The MCP server works with ChatGPT, Claude Desktop, Claude Code, Cursor, Visual Studio Code, Windsurf and Qodo Gen. ChatGPT and VS Code 1.99 or later can connect over OAuth; the other clients connect using your API key as a Bearer token, usually through the mcp-remote helper.
Do I need an API key and a paid plan?
Yes to both. The MCP server uses the same API key as the browser extension and the REST API, so you sign up once on the first-install page and reuse that key everywhere. You also need a plan with credits, because every data call spends credits. Connecting with OAuth uses the same account.
Does the MCP server use credits?
Yes. Requests draw from the same credit pool as the extension and the REST API. For example, looking up keyword data uses one credit per keyword returned.
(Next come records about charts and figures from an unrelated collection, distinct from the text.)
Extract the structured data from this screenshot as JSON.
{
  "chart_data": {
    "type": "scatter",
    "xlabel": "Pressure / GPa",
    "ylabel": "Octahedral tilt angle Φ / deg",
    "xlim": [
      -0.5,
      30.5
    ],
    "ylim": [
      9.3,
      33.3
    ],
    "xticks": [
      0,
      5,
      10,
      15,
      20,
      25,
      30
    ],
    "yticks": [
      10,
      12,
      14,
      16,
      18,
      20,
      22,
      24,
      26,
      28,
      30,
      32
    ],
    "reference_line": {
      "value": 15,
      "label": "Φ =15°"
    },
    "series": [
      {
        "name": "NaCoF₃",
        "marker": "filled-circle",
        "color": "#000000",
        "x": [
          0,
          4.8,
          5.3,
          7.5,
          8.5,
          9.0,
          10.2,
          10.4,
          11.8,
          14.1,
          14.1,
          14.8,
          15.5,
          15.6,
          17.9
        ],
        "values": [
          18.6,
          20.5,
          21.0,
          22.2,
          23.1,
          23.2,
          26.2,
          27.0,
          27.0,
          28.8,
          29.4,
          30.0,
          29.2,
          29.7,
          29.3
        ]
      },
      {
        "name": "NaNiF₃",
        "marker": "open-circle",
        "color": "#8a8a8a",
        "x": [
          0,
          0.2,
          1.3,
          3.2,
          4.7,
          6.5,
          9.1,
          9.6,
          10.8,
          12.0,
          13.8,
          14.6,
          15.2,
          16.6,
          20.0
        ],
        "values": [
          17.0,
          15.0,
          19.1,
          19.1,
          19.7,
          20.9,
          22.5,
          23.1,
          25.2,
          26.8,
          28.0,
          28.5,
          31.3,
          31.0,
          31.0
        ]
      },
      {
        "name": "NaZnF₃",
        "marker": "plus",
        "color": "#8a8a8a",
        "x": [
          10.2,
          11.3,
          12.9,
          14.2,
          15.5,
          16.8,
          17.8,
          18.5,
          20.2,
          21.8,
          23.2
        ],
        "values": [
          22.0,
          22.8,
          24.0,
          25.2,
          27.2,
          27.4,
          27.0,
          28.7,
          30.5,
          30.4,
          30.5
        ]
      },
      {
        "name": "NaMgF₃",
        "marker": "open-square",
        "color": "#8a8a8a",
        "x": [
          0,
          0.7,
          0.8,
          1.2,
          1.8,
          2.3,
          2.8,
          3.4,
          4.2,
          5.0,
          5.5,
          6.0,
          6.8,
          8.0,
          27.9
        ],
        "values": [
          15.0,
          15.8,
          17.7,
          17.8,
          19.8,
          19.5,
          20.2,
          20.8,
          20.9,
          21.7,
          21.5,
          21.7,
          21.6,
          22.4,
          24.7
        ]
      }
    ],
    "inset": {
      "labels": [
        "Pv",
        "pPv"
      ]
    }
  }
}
You need a plan with credits to pull data, and since 2025 every method works on all plans, including the entry-level Bronze plan.
What can I ask for through the MCP server?
You can ask for search volume, CPC, competition and a 12-month trend for any keyword, related and People Also Search For keyword ideas, the keywords a domain or page already ranks for, estimated organic traffic, backlinks and referring domains, and your remaining credit balance. Ask in plain language and the assistant maps it to the right data.
Where does the data come from, and is the search volume real?
Search volume comes from Google Keyword Planner, the same source Google gives advertisers. Competition is the Google Ads advertiser-competition metric from 0 to 1, not a ranking-difficulty score. It is the same data you see in the Keywords Everywhere extension and REST API.
Can the MCP server track my keyword rankings?
No. Keywords Everywhere is not a rank tracker. The MCP server can return keyword data and the keywords a site currently ranks for, but it does not monitor rank positions over time. It is a great fit for keyword research and SEO data, not for daily rank tracking.
How is the MCP server different from the REST API?
They serve the same data from the same account and credits. The REST API is for developers calling endpoints from their own code, while the MCP server lets AI assistants and coding tools request that data conversationally, with no glue code to write. Use whichever fits how you work.